October 10, 2025
Board of Directors
flyExclusive, Inc.
2860 Jetport Road
Kinston, North Carolina 28504
Gentlemen:
We have acted as counsel to flyExclusive, Inc., a Delaware corporation (the “Company”), in connection with the Registration Statement on Form S-3 (the “Registration Statement”) filed on the date hereof with the U.S. Securities and Exchange Commission (the “Commission”) under the Securities Act of 1933, as amended (the “Securities Act”), with respect to (a) the issuance of up to an aggregate of 845,400 shares (the “Conversion Shares”) of Class A Common Stock, par value $0.0001 per share (the “Class A Common Stock”), upon the conversion of outstanding shares of the Company’s Non-Voting Convertible Series B Preferred Stock (the “Series B Preferred Stock”), (b) the issuance of up to an aggregate of 1,268,100 shares of Class A Common Stock (the “Warrant Shares”) upon the exercise of warrants issued by the Company in March 2025 with an exercise price of $0.01 per share (the “Warrants”), and (c) the resale of up to 2,000,000 shares of Class A Common Stock issued privately in March 2025 (the “Class A Shares”). The Conversion Shares, the Warrant Shares and the Class A Shares are referred to collectively as the “Shares.”
This opinion is being furnished in accordance with the requirements of Item 16 of Form S-1 and Item 601(b)(5)(i) of Regulation S-K.

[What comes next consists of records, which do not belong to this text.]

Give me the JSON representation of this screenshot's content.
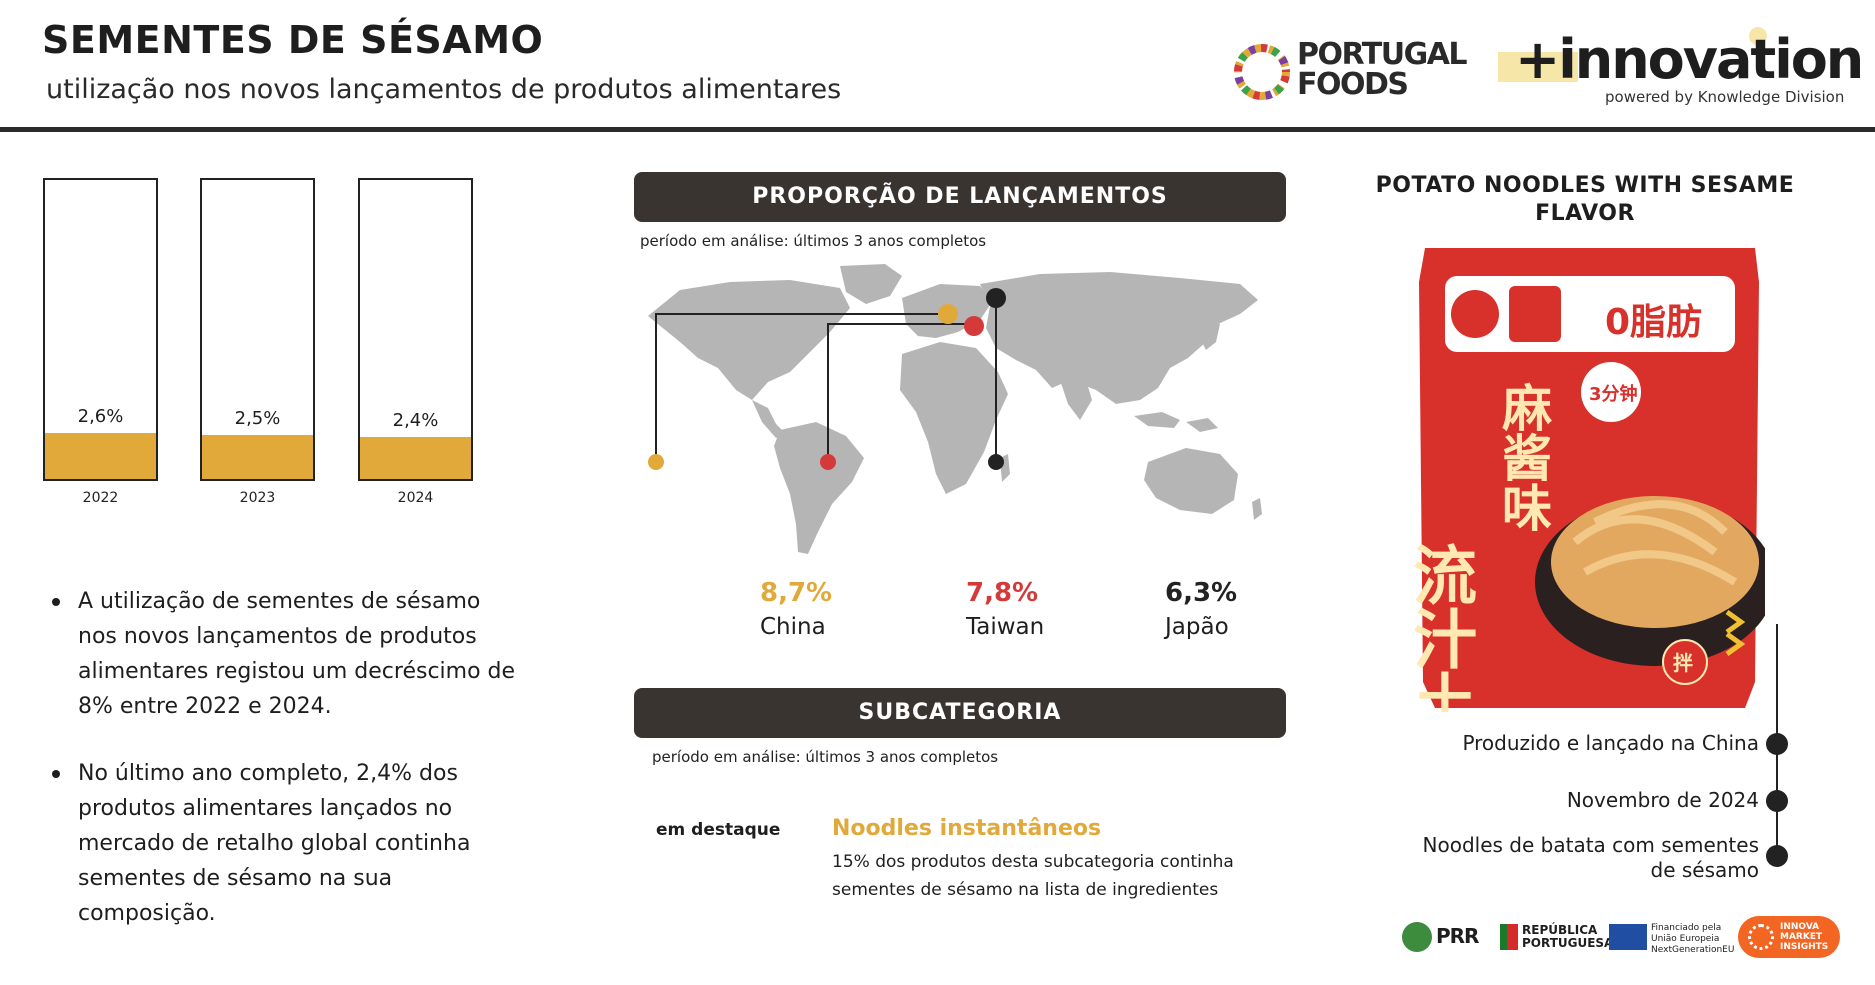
{
  "header": {
    "title": "SEMENTES DE SÉSAMO",
    "subtitle": "utilização nos novos lançamentos de produtos alimentares"
  },
  "logos": {
    "portugal_foods_line1": "PORTUGAL",
    "portugal_foods_line2": "FOODS",
    "innovation": "+innovation",
    "powered_by": "powered by Knowledge Division"
  },
  "chart_data": {
    "type": "bar",
    "categories": [
      "2022",
      "2023",
      "2024"
    ],
    "values": [
      2.6,
      2.5,
      2.4
    ],
    "value_labels": [
      "2,6%",
      "2,5%",
      "2,4%"
    ],
    "unit": "%",
    "ylim": [
      0,
      17
    ],
    "bar_color": "#e1a93a"
  },
  "bullets": [
    "A utilização de sementes de sésamo nos novos lançamentos de produtos alimentares registou um decréscimo de 8% entre 2022 e 2024.",
    "No último ano completo, 2,4% dos produtos alimentares lançados no mercado de retalho global continha sementes de sésamo na sua composição."
  ],
  "proporcao": {
    "title": "PROPORÇÃO DE LANÇAMENTOS",
    "period": "período em análise: últimos 3 anos completos",
    "stats": [
      {
        "value": "8,7%",
        "country": "China",
        "color": "#e1a93a"
      },
      {
        "value": "7,8%",
        "country": "Taiwan",
        "color": "#d43a3a"
      },
      {
        "value": "6,3%",
        "country": "Japão",
        "color": "#222222"
      }
    ]
  },
  "subcategoria": {
    "title": "SUBCATEGORIA",
    "period": "período em análise: últimos 3 anos completos",
    "label": "em destaque",
    "highlight_title": "Noodles instantâneos",
    "highlight_desc": "15% dos produtos desta subcategoria continha sementes de sésamo na lista de ingredientes"
  },
  "product": {
    "title": "POTATO NOODLES WITH SESAME FLAVOR",
    "timeline": [
      "Produzido e lançado na China",
      "Novembro de 2024",
      "Noodles de batata com sementes de sésamo"
    ],
    "package_text_top": "0脂肪",
    "package_text_main": "流汁土豆粉",
    "package_text_side": "麻酱味",
    "package_badge": "3分钟",
    "package_small": "拌"
  },
  "footer": {
    "prr": "PRR",
    "republica": "REPÚBLICA PORTUGUESA",
    "eu": "Financiado pela União Europeia NextGenerationEU",
    "innova": "INNOVA MARKET INSIGHTS"
  }
}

In connection with the foregoing, we have relied upon, among other things, our examination of such documents, records of the Company and certificates of its officers and public officials as we deemed necessary for purposes of the opinions expressed below. In our examination, we have assumed the genuineness of all signatures, the authenticity of all documents submitted to us as originals and the conformity with the original of all documents submitted to us as copies thereof.
In connection with our opinions expressed below, we have assumed that, at or prior to the time of the issuance, if not already outstanding, and the delivery of any Shares, the Registration Statement will have been declared effective under the Securities Act, and the Shares will have been registered under the Securities Act pursuant to the Registration Statement and that such registration will not have been modified or rescinded, that no stop order suspending the effectiveness of the Registration Statement or any post-effective amendment thereto shall have been issued in connection with the Registration Statement, and that there will not have occurred any change in law affecting the validity of the issuance or resale, as applicable, of the Shares.

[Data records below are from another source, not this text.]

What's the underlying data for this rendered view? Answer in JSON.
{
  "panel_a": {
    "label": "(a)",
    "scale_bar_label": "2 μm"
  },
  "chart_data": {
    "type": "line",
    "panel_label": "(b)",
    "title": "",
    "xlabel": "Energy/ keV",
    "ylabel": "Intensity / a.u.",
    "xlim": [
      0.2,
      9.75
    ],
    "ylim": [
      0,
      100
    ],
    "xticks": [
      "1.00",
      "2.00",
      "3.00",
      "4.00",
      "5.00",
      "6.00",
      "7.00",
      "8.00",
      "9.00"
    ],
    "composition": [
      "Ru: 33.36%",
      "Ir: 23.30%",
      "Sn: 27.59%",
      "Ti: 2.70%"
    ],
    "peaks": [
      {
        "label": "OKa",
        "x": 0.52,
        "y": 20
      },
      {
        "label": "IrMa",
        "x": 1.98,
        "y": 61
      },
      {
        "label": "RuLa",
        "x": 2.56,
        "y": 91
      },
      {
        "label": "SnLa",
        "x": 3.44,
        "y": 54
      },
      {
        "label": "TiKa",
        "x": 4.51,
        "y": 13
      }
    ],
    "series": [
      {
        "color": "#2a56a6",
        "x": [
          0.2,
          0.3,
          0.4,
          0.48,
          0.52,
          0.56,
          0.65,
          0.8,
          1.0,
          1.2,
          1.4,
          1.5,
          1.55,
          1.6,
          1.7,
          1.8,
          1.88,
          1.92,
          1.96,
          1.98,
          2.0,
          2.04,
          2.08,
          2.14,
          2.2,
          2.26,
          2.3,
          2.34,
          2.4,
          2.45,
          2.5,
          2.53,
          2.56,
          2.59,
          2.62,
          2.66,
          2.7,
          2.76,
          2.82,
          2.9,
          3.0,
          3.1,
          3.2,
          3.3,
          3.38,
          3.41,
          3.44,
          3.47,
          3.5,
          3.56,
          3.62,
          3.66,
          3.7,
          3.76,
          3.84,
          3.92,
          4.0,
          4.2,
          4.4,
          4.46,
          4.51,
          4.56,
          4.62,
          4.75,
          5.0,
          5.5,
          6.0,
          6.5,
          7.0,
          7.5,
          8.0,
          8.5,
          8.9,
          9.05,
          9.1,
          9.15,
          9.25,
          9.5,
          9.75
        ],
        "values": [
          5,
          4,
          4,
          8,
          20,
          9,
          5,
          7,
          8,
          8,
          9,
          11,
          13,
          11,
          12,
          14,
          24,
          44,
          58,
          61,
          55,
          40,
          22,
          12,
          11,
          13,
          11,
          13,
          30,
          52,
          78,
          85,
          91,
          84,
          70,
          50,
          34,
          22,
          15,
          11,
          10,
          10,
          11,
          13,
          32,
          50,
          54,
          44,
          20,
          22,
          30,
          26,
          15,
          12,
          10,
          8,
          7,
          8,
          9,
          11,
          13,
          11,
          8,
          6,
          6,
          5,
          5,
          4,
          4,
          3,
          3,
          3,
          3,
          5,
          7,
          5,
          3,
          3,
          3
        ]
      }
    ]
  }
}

Based upon the foregoing, we are of the opinion that the Shares have been duly authorized, the Class A Shares are validly issued, fully paid and non-assessable, and, assuming conversion of the Series B Preferred in accordance with its terms and the exercise of the Warrants in accordance with their terms, the Conversion Shares and the Warrant Shares will be validly issued, fully paid and non-assessable.